According to her, initiatives such as PENCARE, the embedding of special projects, and the inauguration of the Pension Industry Leadership Council are part of a broader effort to deepen the value the pension industry delivers to Nigerians. She described the pension sector as a cornerstone of the Nigerian economy that mobilises long-term capital, supports financial markets, and underpins infrastructure financing.

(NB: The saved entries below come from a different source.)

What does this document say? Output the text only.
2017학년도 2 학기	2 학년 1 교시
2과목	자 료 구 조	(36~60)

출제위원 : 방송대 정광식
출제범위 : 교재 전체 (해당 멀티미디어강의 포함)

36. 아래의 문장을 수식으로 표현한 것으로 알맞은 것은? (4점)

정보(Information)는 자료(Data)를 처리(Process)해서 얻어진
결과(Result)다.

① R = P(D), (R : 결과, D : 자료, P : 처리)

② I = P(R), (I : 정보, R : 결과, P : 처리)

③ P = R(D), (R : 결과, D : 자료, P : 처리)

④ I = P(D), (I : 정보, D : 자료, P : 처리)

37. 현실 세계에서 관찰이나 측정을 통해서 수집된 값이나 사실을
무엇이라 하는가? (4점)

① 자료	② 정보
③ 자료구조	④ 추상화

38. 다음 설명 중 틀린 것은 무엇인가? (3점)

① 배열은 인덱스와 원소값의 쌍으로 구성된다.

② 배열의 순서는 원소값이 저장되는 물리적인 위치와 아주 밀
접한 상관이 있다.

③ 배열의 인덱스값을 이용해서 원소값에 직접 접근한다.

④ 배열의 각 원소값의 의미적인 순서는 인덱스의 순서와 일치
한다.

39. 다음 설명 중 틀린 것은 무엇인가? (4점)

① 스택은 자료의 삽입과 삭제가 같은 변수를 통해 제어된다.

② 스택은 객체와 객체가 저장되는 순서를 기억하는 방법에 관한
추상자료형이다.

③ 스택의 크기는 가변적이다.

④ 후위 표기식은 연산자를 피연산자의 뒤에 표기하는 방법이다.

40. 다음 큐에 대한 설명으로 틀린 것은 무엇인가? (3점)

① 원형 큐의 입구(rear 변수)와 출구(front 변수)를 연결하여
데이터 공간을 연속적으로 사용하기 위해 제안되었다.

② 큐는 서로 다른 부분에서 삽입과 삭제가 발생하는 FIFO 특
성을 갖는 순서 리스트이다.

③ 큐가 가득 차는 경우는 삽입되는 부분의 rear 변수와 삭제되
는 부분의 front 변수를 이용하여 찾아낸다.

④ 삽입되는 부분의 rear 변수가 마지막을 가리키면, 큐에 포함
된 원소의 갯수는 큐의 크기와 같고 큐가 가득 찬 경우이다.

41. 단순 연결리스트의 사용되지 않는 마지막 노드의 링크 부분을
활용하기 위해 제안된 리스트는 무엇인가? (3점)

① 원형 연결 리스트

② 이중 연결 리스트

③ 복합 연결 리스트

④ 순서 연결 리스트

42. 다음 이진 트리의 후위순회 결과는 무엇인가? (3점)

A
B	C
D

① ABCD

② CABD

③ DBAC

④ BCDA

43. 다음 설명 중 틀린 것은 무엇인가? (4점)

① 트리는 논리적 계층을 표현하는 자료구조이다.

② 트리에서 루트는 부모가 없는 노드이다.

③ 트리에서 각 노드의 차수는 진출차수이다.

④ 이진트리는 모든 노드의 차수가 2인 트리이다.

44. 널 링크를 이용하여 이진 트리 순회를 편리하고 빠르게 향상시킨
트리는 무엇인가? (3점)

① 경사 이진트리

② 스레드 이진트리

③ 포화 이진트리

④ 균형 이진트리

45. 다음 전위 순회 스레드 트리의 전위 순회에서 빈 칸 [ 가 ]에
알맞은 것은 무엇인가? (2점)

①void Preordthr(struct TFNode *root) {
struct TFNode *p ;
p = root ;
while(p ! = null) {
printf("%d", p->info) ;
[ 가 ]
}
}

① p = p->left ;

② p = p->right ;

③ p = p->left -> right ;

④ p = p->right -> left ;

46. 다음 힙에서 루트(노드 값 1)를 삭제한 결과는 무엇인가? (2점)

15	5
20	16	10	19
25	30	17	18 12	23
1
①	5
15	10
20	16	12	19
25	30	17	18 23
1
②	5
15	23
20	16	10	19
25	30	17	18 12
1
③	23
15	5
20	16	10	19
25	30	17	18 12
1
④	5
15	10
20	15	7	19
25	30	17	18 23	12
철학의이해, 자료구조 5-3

The Acting Director of the Compliance and Enforcement Department at PenCom, Mr Ahmed Lawan, clarified that the PENCARE initiative is being funded jointly by the commission and licensed pension fund operators, with no deductions from contributors’ pension savings. He explained that PenCom is setting aside a portion of its fees, while operators are contributing a percentage of their profit after tax.

According to Lawan, the goal of PENCARE is to protect retirees from health-induced poverty, reinforce social responsibility within the pension industry, and strengthen public trust in the contributory pension scheme.